Die Kurgan-Hypothese zählt wohl zu den meist verbreiteten Theorien. Diese sieht die Arier als ein nomadisches Reitervolk aus den Kirgisensteppen in der Nähe des Kaspischen Meeres. Daher stammt auch die Bezeichnung "Kaukasier". Dieser prähistorische Volk dehnte sich in mehreren Schüben sowohl nach Süden als auch nach Westen in einem Zeitraum von mehreren Jahrhunderten aus. Um 2000 bis 1500 v.Chr. erreichten die Arier den indischen Subkontinent, wo sie auf die eingeborene Bevölkerung der Dravider (möglicherweise auf den Indus-Kult) stießen, die sie unterworfen haben. Auf ihrem Weg nach Westen gründeten sie in Kleinasien das Reich der Hethiter sowie das Reich der Archäer in Griechenland (Chronik der Weltgeschichte, S.53). In Europa stießen die Arier auf die Megalithkulturen, deren Sprachen als Substrat in die indogermanischen Sprachen einfloss. Auf diese Art verbreitete die sogenannte „Kurgankultur“ ihre Sprache, Religion und Kultur. Die Kurgan-Hypothese wird von der herrschenden Meinung und auch von bekannten indischen Wissenschaftlern wie Romila Thapar vertreten.

Indigenous Aryan Theory

Die Kurgan-Hypothese wird von nationalistischen Strömungen angegriffen, die immer wieder „ihre“ Nation als die wahre Urheimat propagiert. Ein Beispiel dafür ist die Indigenous Aryan Theory. Die hindu-nationalistische Indigenous Aryan Theory im Umfeld der Bharatiya Janata Party betrachtet die Arier autochthone Bevölkerung des indischen Subkontinents, von wo aus die Arier eine Wanderung nach Europa begangen haben. Die Indus-Zivilisation basiere nicht auf dravidischen Wurzeln, sondern sei vedischen Ursprungs. Eine der Indigenous Aryan Theory vergleichbare Annahmen finden sich in zahlreichen nationalistischen Theorien des indogermanischen Sprachkreises, welche pseudowissenschaftlich argumentieren, die Arier hätten aus ihren Gebiet ihre Migration angetreten. Das galt z.B. für nationalistische Kreise in Europa, die Deutschland oder Skandinavien aus Ursprungsgebiet postulierten (Begriff im Nationalsozialismus. Weitere Beispiele dieser Art der Verklärung findet man im Iran. So sollen sich die Arier in dessen Hochebenen gebildet und von dort ausgebreitet haben.

Sonstige Theorien

Eine andere Theorie weist prähistorische arische Sprach- und Kulturreste in Sumer, Akkad und Ägypten nach, die eine frühe Präsenz der Arier im nahen Osten seit mindestens dem Anfang des 3. Jahrtausends v. Chr. nahelegt. Zudem werden selten auch Verbindungen zur noch kaum erforschten Oasenkultur in der Wüste Karakum postuliert. Einen anderen Ansatz verfolgt die Schwarzmeer-Überschwemmungs-Hypothese. Diese wurde 1996 von William Ryan and Walter Pitman, beides Geologen an der Columbia University, in einem populären Artikel der New York Times vorgestellt. Laut dieser These lebten die Arier in unmittelbarer Umgebung des prähistorischen Schwarzen Meers. Eine Flutkatastrophe soll der Auslöser für die Völkerwanderung der Arier gewesen sein.

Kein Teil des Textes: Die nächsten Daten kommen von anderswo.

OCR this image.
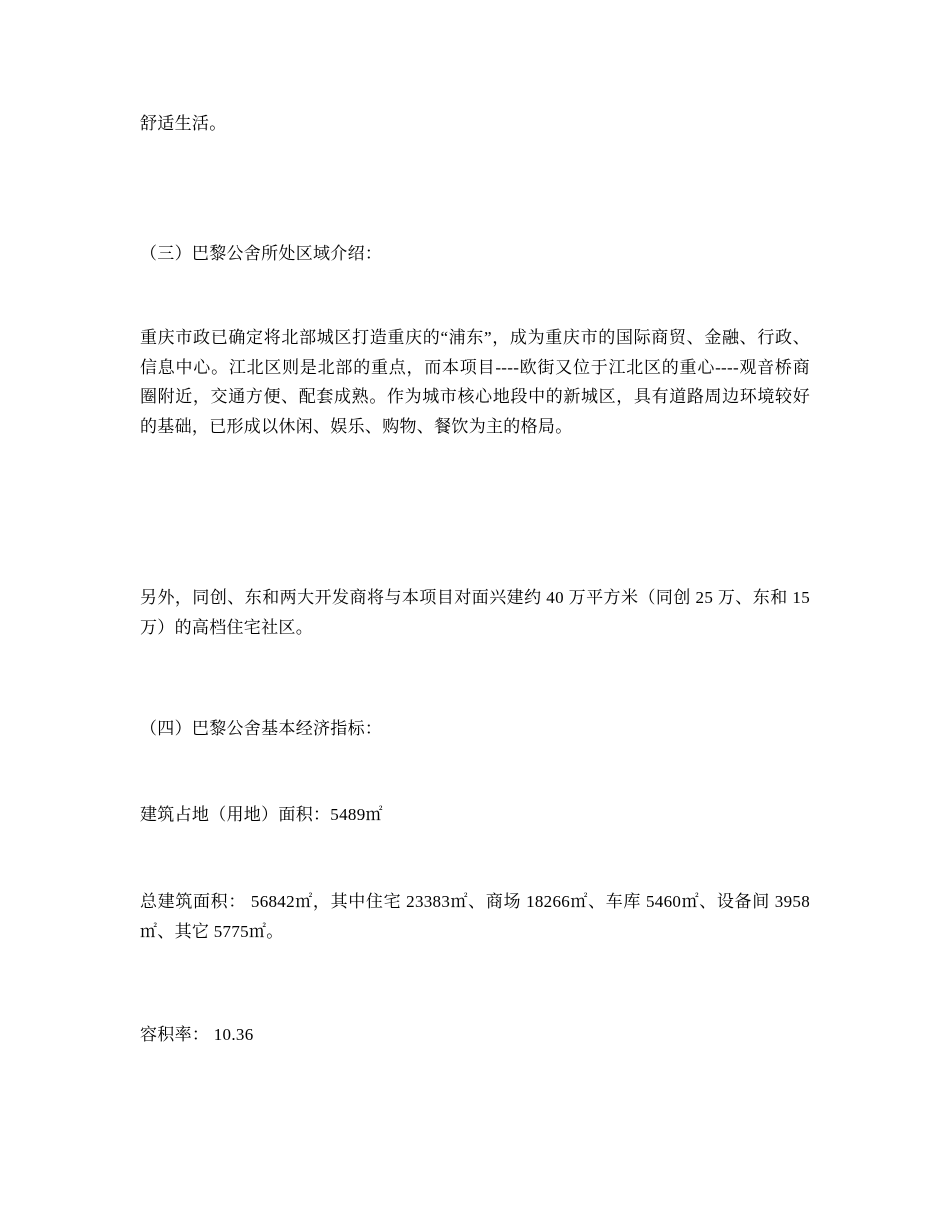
舒适生活。

（三）巴黎公舍所处区域介绍：

重庆市政已确定将北部城区打造重庆的“浦东”，成为重庆市的国际商贸、金融、行政、信息中心。江北区则是北部的重点，而本项目----欧街又位于江北区的重心----观音桥商圈附近，交通方便、配套成熟。作为城市核心地段中的新城区，具有道路周边环境较好的基础，已形成以休闲、娱乐、购物、餐饮为主的格局。

另外，同创、东和两大开发商将与本项目对面兴建约 40 万平方米（同创 25 万、东和 15 万）的高档住宅社区。

（四）巴黎公舍基本经济指标：

建筑占地（用地）面积：5489㎡

总建筑面积： 56842㎡，其中住宅 23383㎡、商场 18266㎡、车库 5460㎡、设备间 3958㎡、其它 5775㎡。

容积率： 10.36
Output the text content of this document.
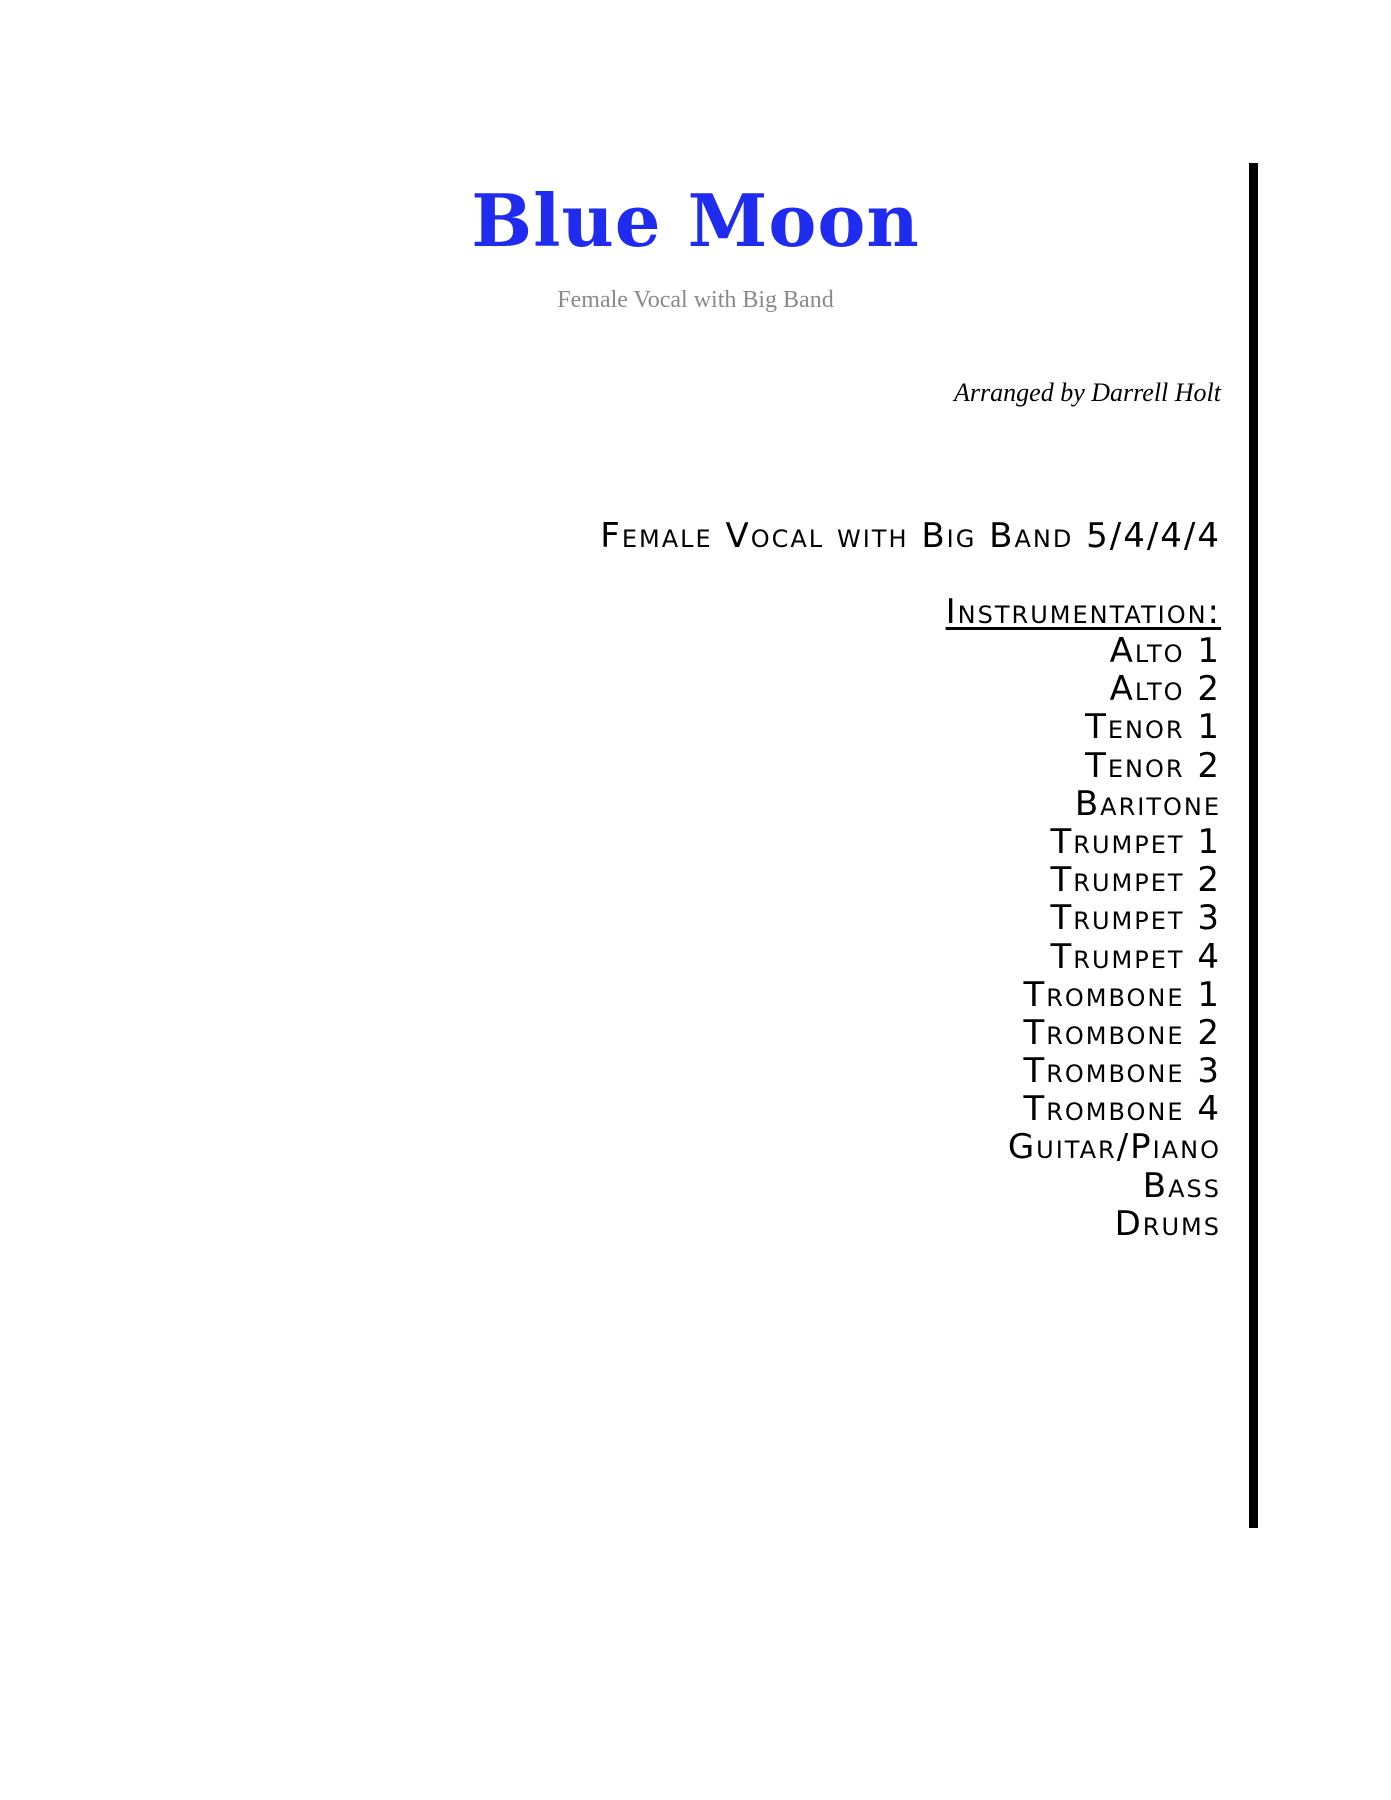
Blue Moon
Female Vocal with Big Band
Arranged by Darrell Holt
Female Vocal with Big Band 5/4/4/4
Instrumentation:
Alto 1
Alto 2
Tenor 1
Tenor 2
Baritone
Trumpet 1
Trumpet 2
Trumpet 3
Trumpet 4
Trombone 1
Trombone 2
Trombone 3
Trombone 4
Guitar/Piano
Bass
Drums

Vielen Theorien ist gleich, dass die Arier meistens als überlegene Eroberer hervortreten. Aufgrund ihrer „höheren“ Entwicklung, sie kannten beispielsweise domestizierte Pferde und Streitwagen, waren diese militärisch im Vorteil. Eine Kultur kann jedoch nicht zweifelsfrei mit einer Sprache identifiziert werden, da keine Schriftzeugnisse überliefert sind.

Kultur und Religion

Hauptartikel: Proto-Indoeuropäer

Die Kultur und Religion der Arier bleiben größtenteils im Dunkeln. Basierend auf der Rekonstruktion ihrer Sprache und archäologischen Funden können einige Merkmale ihrer Kultur teilweise festgestellt werden. Die Arier lebten noch als Nomaden. Sie waren kriegerisch, patriachalisch und hierachisch geprägt. Aller Wahrscheinlichkeit nach hielten sie Pferde (ek'wos), Schafe, Rinder, Hunde, Ziegen und Schweine. Töpferei und Weberei waren ebenfalls bekannt. Der Ackerbau wird erst in späterer Zeit durch die Eroberung von Völkern mit überlegener Kultur übernommen (dtv-Atlas Weltgeschichte S.33). Eine mythologische Bedeutung kam der Kuh (gwous) zu. Etabliert dürfte auch das Sklavenwesen gewesen sein. Die Arier hingen einer polytheistischen Religion an. Sie verehrten mindestens einen Gott, vermutlich *diwos ph2tēr (lit. „Himmelvater“), daneben existierten wahrscheinlich noch weitere Gottheiten. Die Arier besaßen ein patrilineares Verwandtschaftsystem, das sich von der Vaterlinie ableitete. Modell war die vaterrechtlich organisierte Großfamilie.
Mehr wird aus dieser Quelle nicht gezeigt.